EDIT: and to add a little more here - if folks stop paying the $30 for a book, that’ll stop being the price. If it’s $30, there’s obviously demand at that price. And the cost of publishing ain’t cheap. Having self-pubbed a book, I’ve learned a bit more about how expensive its become. The price of paper alone has spiked significantly since 2020 due to supply chain disruptions and it hasn’t come back down yet. Probably won’t, either. Even self-pubbed authors are selling at $14 or more to make up the cost differences.
Not to disagree with you, but to add a nice bit of historical context - at least 2 great libraries were formed by grabbing visitors books as they entered the city and copying them. Alexandria and one from the golden age of Islam, and I’m ashamed to forget its name.
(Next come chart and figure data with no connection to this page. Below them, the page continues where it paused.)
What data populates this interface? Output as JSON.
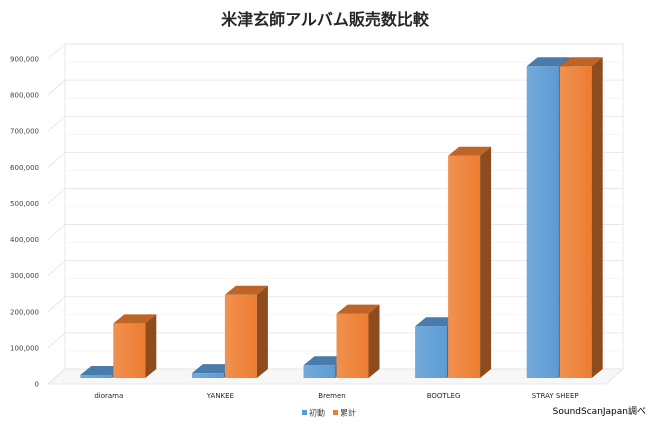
{
  "chart_data": {
    "type": "bar",
    "title": "米津玄師アルバム販売数比較",
    "categories": [
      "diorama",
      "YANKEE",
      "Bremen",
      "BOOTLEG",
      "STRAY SHEEP"
    ],
    "series": [
      {
        "name": "初動",
        "color": "#5b9bd5",
        "values": [
          25000,
          30000,
          52000,
          160000,
          880000
        ]
      },
      {
        "name": "累計",
        "color": "#ed7d31",
        "values": [
          168000,
          247000,
          195000,
          632000,
          880000
        ]
      }
    ],
    "ylim": [
      0,
      900000
    ],
    "yticks": [
      "0",
      "100,000",
      "200,000",
      "300,000",
      "400,000",
      "500,000",
      "600,000",
      "700,000",
      "800,000",
      "900,000"
    ],
    "grid": true,
    "legend": "bottom"
  },
  "source_note": "SoundScanJapan調べ"
}
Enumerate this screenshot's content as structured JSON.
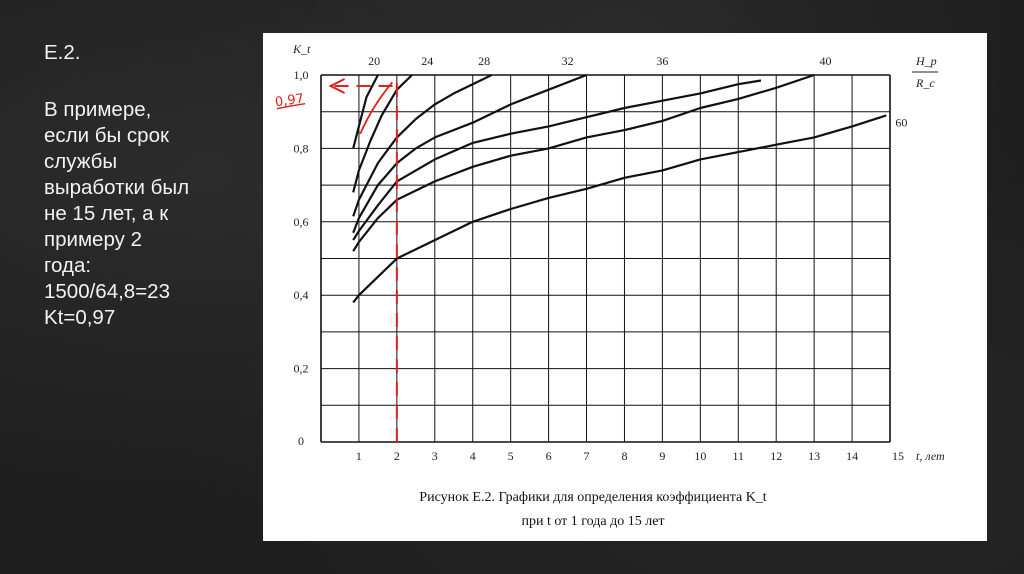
{
  "slide": {
    "heading": "Е.2.",
    "lines": [
      "В примере,",
      "если бы срок",
      "службы",
      "выработки был",
      "не 15 лет, а к",
      "примеру 2",
      "года:",
      "1500/64,8=23",
      "Kt=0,97"
    ]
  },
  "colors": {
    "background": "#1e1e1e",
    "slide_text": "#f2f2f2",
    "grid": "#111111",
    "annotation": "#e0201a"
  },
  "chart_data": {
    "type": "line",
    "title": "Рисунок Е.2. Графики для определения коэффициента K_t",
    "subtitle": "при t от 1 года до 15 лет",
    "ylabel": "K_t",
    "xlabel": "t, лет",
    "xlim": [
      0,
      15
    ],
    "ylim": [
      0,
      1.0
    ],
    "x_ticks": [
      1,
      2,
      3,
      4,
      5,
      6,
      7,
      8,
      9,
      10,
      11,
      12,
      13,
      14,
      15
    ],
    "y_ticks": [
      {
        "value": 0,
        "label": "0"
      },
      {
        "value": 0.2,
        "label": "0,2"
      },
      {
        "value": 0.4,
        "label": "0,4"
      },
      {
        "value": 0.6,
        "label": "0,6"
      },
      {
        "value": 0.8,
        "label": "0,8"
      },
      {
        "value": 1.0,
        "label": "1,0"
      }
    ],
    "grid": true,
    "legend_title": {
      "numerator": "H_p",
      "denominator": "R_c"
    },
    "series": [
      {
        "name": "20",
        "label_x": 1.4,
        "x": [
          0.85,
          1.0,
          1.2,
          1.5
        ],
        "y": [
          0.8,
          0.86,
          0.94,
          1.0
        ]
      },
      {
        "name": "24",
        "label_x": 2.8,
        "x": [
          0.85,
          1.0,
          1.3,
          1.6,
          2.0,
          2.4
        ],
        "y": [
          0.68,
          0.74,
          0.82,
          0.89,
          0.96,
          1.0
        ]
      },
      {
        "name": "28",
        "label_x": 4.3,
        "x": [
          0.85,
          1.0,
          1.5,
          2.0,
          2.5,
          3.0,
          3.5,
          4.0,
          4.5
        ],
        "y": [
          0.615,
          0.66,
          0.76,
          0.83,
          0.88,
          0.92,
          0.95,
          0.975,
          1.0
        ]
      },
      {
        "name": "32",
        "label_x": 6.5,
        "x": [
          0.85,
          1.0,
          1.5,
          2.0,
          2.5,
          3.0,
          4.0,
          5.0,
          6.0,
          7.0
        ],
        "y": [
          0.57,
          0.61,
          0.7,
          0.76,
          0.8,
          0.83,
          0.87,
          0.92,
          0.96,
          1.0
        ]
      },
      {
        "name": "36",
        "label_x": 9.0,
        "x": [
          0.85,
          1.0,
          1.5,
          2.0,
          3.0,
          4.0,
          5.0,
          6.0,
          7.0,
          8.0,
          9.0,
          10.0,
          11.0,
          11.6
        ],
        "y": [
          0.55,
          0.575,
          0.645,
          0.71,
          0.77,
          0.815,
          0.84,
          0.86,
          0.885,
          0.91,
          0.93,
          0.95,
          0.975,
          0.985
        ]
      },
      {
        "name": "40",
        "label_x": 13.3,
        "x": [
          0.85,
          1.0,
          1.5,
          2.0,
          3.0,
          4.0,
          5.0,
          6.0,
          7.0,
          8.0,
          9.0,
          10.0,
          11.0,
          12.0,
          13.0
        ],
        "y": [
          0.52,
          0.545,
          0.61,
          0.66,
          0.71,
          0.75,
          0.78,
          0.8,
          0.83,
          0.85,
          0.875,
          0.91,
          0.935,
          0.965,
          1.0
        ]
      },
      {
        "name": "60",
        "label_x": 15.3,
        "x": [
          0.85,
          1.0,
          1.5,
          2.0,
          3.0,
          4.0,
          5.0,
          6.0,
          7.0,
          8.0,
          9.0,
          10.0,
          11.0,
          12.0,
          13.0,
          14.0,
          14.9
        ],
        "y": [
          0.38,
          0.4,
          0.45,
          0.5,
          0.55,
          0.6,
          0.635,
          0.665,
          0.69,
          0.72,
          0.74,
          0.77,
          0.79,
          0.81,
          0.83,
          0.86,
          0.89
        ]
      }
    ],
    "annotations": [
      {
        "type": "vertical-dashed",
        "x": 2,
        "y_from": 0,
        "y_to": 0.99
      },
      {
        "type": "horizontal-dashed-arrow",
        "y": 0.97,
        "x_from": 0.2,
        "x_to": 2
      },
      {
        "type": "hand-label",
        "text": "0,97",
        "y": 0.93
      },
      {
        "type": "hand-arc",
        "x": 1.3,
        "y_from": 0.84,
        "y_to": 0.98
      }
    ]
  }
}
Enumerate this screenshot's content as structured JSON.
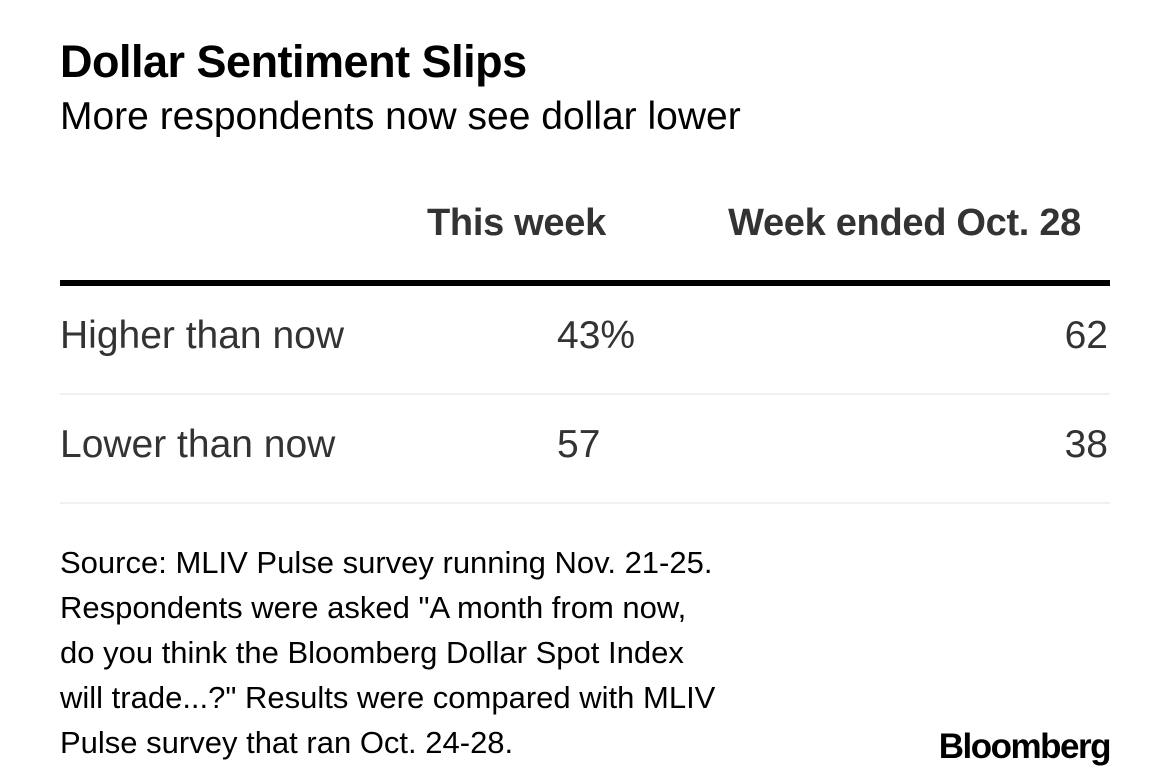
{
  "title": "Dollar Sentiment Slips",
  "subtitle": "More respondents now see dollar lower",
  "chart_data": {
    "type": "table",
    "title": "Dollar Sentiment Slips",
    "subtitle": "More respondents now see dollar lower",
    "columns": [
      "This week",
      "Week ended Oct. 28"
    ],
    "rows": [
      {
        "label": "Higher than now",
        "display": [
          "43%",
          "62"
        ],
        "values": [
          43,
          62
        ]
      },
      {
        "label": "Lower than now",
        "display": [
          "57",
          "38"
        ],
        "values": [
          57,
          38
        ]
      }
    ],
    "unit": "%"
  },
  "source_lines": [
    "Source: MLIV Pulse survey running Nov. 21-25.",
    "Respondents were asked \"A month from now,",
    "do you think the Bloomberg Dollar Spot Index",
    "will trade...?\" Results were compared with MLIV",
    "Pulse survey that ran Oct. 24-28."
  ],
  "logo_text": "Bloomberg",
  "colors": {
    "text": "#000000",
    "table_text": "#333333",
    "header_rule": "#000000",
    "row_rule": "#f0f0f0"
  }
}
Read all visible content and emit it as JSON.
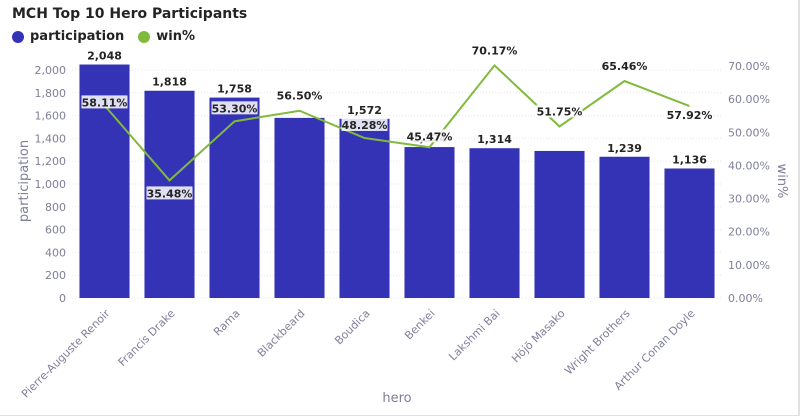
{
  "colors": {
    "bar": "#3432b5",
    "line": "#7fba3c",
    "axis_text": "#7f7f9a",
    "grid": "#e6e6e6"
  },
  "chart_data": {
    "type": "bar",
    "title": "MCH Top 10 Hero Participants",
    "xlabel": "hero",
    "ylabel": "participation",
    "y2label": "win%",
    "legend_placement": "top-left",
    "categories": [
      "Pierre-Auguste Renoir",
      "Francis Drake",
      "Rama",
      "Blackbeard",
      "Boudica",
      "Benkei",
      "Lakshmi Bai",
      "Hōjō Masako",
      "Wright Brothers",
      "Arthur Conan Doyle"
    ],
    "series": [
      {
        "name": "participation",
        "type": "bar",
        "axis": "left",
        "values": [
          2048,
          1818,
          1758,
          1580,
          1572,
          1324,
          1314,
          1290,
          1239,
          1136
        ],
        "labels": [
          "2,048",
          "1,818",
          "1,758",
          "",
          "1,572",
          "1,324",
          "1,314",
          "",
          "1,239",
          "1,136"
        ]
      },
      {
        "name": "win%",
        "type": "line",
        "axis": "right",
        "values": [
          58.11,
          35.48,
          53.3,
          56.5,
          48.28,
          45.47,
          70.17,
          51.75,
          65.46,
          57.92
        ],
        "labels": [
          "58.11%",
          "35.48%",
          "53.30%",
          "56.50%",
          "48.28%",
          "45.47%",
          "70.17%",
          "51.75%",
          "65.46%",
          "57.92%"
        ]
      }
    ],
    "ylim": [
      0,
      2000
    ],
    "yticks": [
      "0",
      "200",
      "400",
      "600",
      "800",
      "1,000",
      "1,200",
      "1,400",
      "1,600",
      "1,800",
      "2,000"
    ],
    "y2lim": [
      0,
      70
    ],
    "y2ticks": [
      "0.00%",
      "10.00%",
      "20.00%",
      "30.00%",
      "40.00%",
      "50.00%",
      "60.00%",
      "70.00%"
    ],
    "grid": true
  }
}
These questions were brought up in the early years of the World Wide Web, and are covered by copyright law now and included as an infringement exception. The act of viewing something and having it drop into your browser cache is not a copyright violation.
Yes, that was copyright law THEN, and the book owners were also compensated (paid) for the privilege of copying their books.
Is that copyright law NOW? Do we need government to grab books off ships and copy them for our libraries, or can libraries obtain them in other ways today?
There are other issues libraries today face when acquiring books, notably the ridiculous price publishers charge for a “license” to lend the book a limited number of times, whether its a digital or physical copy. But IA went the opposite extreme and said “we can lend it infinitely forever as many times as we like,” and that’s just as problematic for everyone involved.
At least for the foreseeable future, the difference in the US is that physical books are SOLD, not LICENSED. Which means that the owner has rights defined by law, and not permissions granted by a contract. The “distribution” right of copyright holders is largely extinguished after the “first sale” to the public.* That was originally the result of a court ruling and so it could disappear just like Roe v. Wade, but it was codified into the law in the 1976 copyright act. That doesn’t mean that it can’t be changed, but it is a rather more public process that involves Congress rather than the Supreme Court.
edited to add: The main exception that I am aware of is is court case holding that a foreign sale does not extinguish the right to distribute in the US, so that importation of textbooks purchased abroad was considered infringing. A terrible ruling, IMHO, but those are fairly common in copyright cases.
Yes, but they weren’t doing that to make money. That was my point. Pre-printing press, there was no money in wholesale copying and distribution of written works.
I wouldn’t say that there was NO money in it. It was a notable source of funds for monasteries, but that fact that they were using near-free labor kept price low enough, (although VERY high compared to printed works) that copying them wasn’t a commercially viable business.